Eles citam a economista Mariana Mazzucato, presidente do Conselho, que, no prefácio do relatório final, observa que ao lado de um ambiente saudável e sustentável, a saúde e o bem-estar devem ser o objetivo final da atividade econômica”. Lembram, ainda, o diretor-geral da OMS, Tedros Adhanom Ghebreyesus, que afirma o bem-estar físico e mental como “o objetivo central das economias”.
Leia a íntegra do artigo (em inglês)
Conforme observam Buss e Marmot, o documento lança luz sobre esse novo pensamento econômico, trazendo a avaliação de um grupo exclusivamente feminino de dez economistas que compõem o Conselho, sobre como a saúde e o bem-estar devem ser valorizados, produzidos e distribuídos na economia. Além disso, destacam, o relatório faz recomendações para colocar a saúde para todos no centro da tomada de decisão dos governos e da colaboração do setor privado nos níveis regional, nacional e internacional.
Os autores comentam a expressão saúde para todos, utilizada no documento, mostrando a evolução de seu entendimento desde a Declaração de Alma Ata, de 1978. De acordo com os autores, a mensagem, explicitada nessa Declaração, era que a saúde para todos deveria ser alcançada por meio da atenção primária à saúde. “Isso evoluiu para a cobertura universal de saúde. O acesso universal a cuidados de saúde de alta qualidade é uma necessidade social vital, mas por si só não garante saúde para todos”, consideram. Eles explicam que a Comissão da OMS sobre Determinantes Sociais da Saúde deixou claro que as desigualdades na saúde surgem de uma combinação tóxica de políticas e programas sociais ruins, acordos econômicos injustos e políticas ruins. “As duas primeiras são o foco direto deste novo relatório e, se a abordagem apresentada fosse seguida, o resultado seria uma boa política”, avaliam.
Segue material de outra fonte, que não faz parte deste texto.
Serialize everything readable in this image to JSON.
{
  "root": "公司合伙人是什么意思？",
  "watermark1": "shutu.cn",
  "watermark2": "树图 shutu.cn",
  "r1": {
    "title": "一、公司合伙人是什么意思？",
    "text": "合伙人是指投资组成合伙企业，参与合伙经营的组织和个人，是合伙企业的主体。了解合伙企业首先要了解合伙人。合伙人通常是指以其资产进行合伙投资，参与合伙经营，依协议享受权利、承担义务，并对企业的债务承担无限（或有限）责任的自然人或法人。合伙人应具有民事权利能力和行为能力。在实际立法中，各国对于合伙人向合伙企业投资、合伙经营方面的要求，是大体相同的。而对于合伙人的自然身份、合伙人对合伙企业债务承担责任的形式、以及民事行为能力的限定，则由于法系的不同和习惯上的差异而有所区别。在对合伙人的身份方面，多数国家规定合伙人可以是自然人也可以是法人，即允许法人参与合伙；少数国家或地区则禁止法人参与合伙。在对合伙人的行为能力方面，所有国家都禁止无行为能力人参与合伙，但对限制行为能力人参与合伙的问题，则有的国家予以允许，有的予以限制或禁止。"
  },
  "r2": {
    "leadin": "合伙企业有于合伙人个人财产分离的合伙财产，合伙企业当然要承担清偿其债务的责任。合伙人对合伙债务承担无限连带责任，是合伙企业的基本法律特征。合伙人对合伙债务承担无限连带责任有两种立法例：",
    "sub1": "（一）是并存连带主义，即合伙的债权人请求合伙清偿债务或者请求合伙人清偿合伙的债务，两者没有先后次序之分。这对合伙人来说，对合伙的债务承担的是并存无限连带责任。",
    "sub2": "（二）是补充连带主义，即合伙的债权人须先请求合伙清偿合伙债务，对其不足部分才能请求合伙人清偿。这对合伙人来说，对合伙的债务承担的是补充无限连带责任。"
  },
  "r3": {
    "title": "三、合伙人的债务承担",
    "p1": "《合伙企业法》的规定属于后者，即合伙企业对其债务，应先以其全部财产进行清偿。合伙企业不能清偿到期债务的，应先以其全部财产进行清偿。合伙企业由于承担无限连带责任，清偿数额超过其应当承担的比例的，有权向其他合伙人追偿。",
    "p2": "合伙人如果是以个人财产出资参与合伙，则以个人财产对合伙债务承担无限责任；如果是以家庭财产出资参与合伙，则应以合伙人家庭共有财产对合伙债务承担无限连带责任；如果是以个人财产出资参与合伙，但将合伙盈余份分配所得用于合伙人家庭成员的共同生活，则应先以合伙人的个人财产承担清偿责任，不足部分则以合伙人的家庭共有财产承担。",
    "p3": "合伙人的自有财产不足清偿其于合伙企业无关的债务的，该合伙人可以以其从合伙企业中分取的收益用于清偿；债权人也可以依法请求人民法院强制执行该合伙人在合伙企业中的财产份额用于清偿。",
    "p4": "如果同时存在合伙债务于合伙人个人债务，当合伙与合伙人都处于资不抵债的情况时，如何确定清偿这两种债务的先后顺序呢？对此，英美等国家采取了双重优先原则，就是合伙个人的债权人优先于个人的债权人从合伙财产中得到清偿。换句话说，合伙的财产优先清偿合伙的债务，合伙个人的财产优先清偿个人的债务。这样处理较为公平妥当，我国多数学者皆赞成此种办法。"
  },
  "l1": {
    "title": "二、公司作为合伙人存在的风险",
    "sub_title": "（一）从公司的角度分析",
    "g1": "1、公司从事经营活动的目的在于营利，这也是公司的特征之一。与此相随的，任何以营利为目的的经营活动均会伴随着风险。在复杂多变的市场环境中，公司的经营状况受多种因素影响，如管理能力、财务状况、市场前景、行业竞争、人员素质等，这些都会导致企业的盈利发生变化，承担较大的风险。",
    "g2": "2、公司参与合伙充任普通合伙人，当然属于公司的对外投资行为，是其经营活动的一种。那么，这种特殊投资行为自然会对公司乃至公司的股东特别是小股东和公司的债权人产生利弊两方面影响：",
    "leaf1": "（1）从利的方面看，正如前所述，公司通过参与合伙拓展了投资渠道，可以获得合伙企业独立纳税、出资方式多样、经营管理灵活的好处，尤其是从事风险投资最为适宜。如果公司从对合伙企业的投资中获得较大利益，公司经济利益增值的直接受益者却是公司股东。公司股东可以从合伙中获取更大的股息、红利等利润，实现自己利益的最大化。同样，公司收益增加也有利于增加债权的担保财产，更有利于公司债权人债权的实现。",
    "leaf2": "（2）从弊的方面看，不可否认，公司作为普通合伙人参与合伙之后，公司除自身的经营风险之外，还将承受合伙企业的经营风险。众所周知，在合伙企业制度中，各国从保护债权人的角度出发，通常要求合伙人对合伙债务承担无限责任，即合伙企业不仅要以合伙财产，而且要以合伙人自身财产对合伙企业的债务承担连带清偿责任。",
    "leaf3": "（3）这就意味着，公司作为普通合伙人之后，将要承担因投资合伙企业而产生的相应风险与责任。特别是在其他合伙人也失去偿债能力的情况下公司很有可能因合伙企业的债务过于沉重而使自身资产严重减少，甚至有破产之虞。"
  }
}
O texto chama a atenção, também, para o fato de o documento sublinhar que as três grandes crises do nosso tempo – saúde, desigualdade e emergência climática – devem ser enfrentadas em conjunto, “pois estão profundamente interligadas e nenhuma respeita fronteiras nacionais”.
Outro ponto sublinhado por eles diz respeito ao papel dos governos, destacado no relatório, em prol do bem comum. Buss e Marmot ressaltam que a economia da saúde para todos propõe que os setores público e privado se combinem, nessa direção.
Eles citam os quatro grupos de recomendações do relatório – valorizando, financiando, inovando e fortalecendo a capacidade de fornecer saúde para todos – como caminhos para alcançar maior equidade em saúde e um planeta viável.
Segundo os autores, ainda, outro caminho a seguir, apontado pelo relatório, seria inspirado no conceito da economia dos donuts, proposto pela economista da Universidade de Oxford Kate Raworth. Essa nova forma de pensar o desafio econômico “tem como foco eliminar a pobreza global e viver dentro dos recursos naturais do mundo, mostrando a necessidade de enfrentar as necessidades sociais dentro dos limites impostos pela proteção do planeta”.
Por fim, Buss e Marmot avaliam que o relatório “afirma claramente que continuar com a economia neoliberal não resolverá os problemas de desigualdade e mudança climática, nem abordará a saúde como um direito humano fundamental”. A saúde para todos, defendida no documento, deve ser vista como um investimento de longo prazo e não como um custo de curto prazo, concordam os autores, sublinhando que “para alcançar maior equidade em saúde e lidar com a emergência climática, é necessária a ação de todo o governo em prol do bem comum”.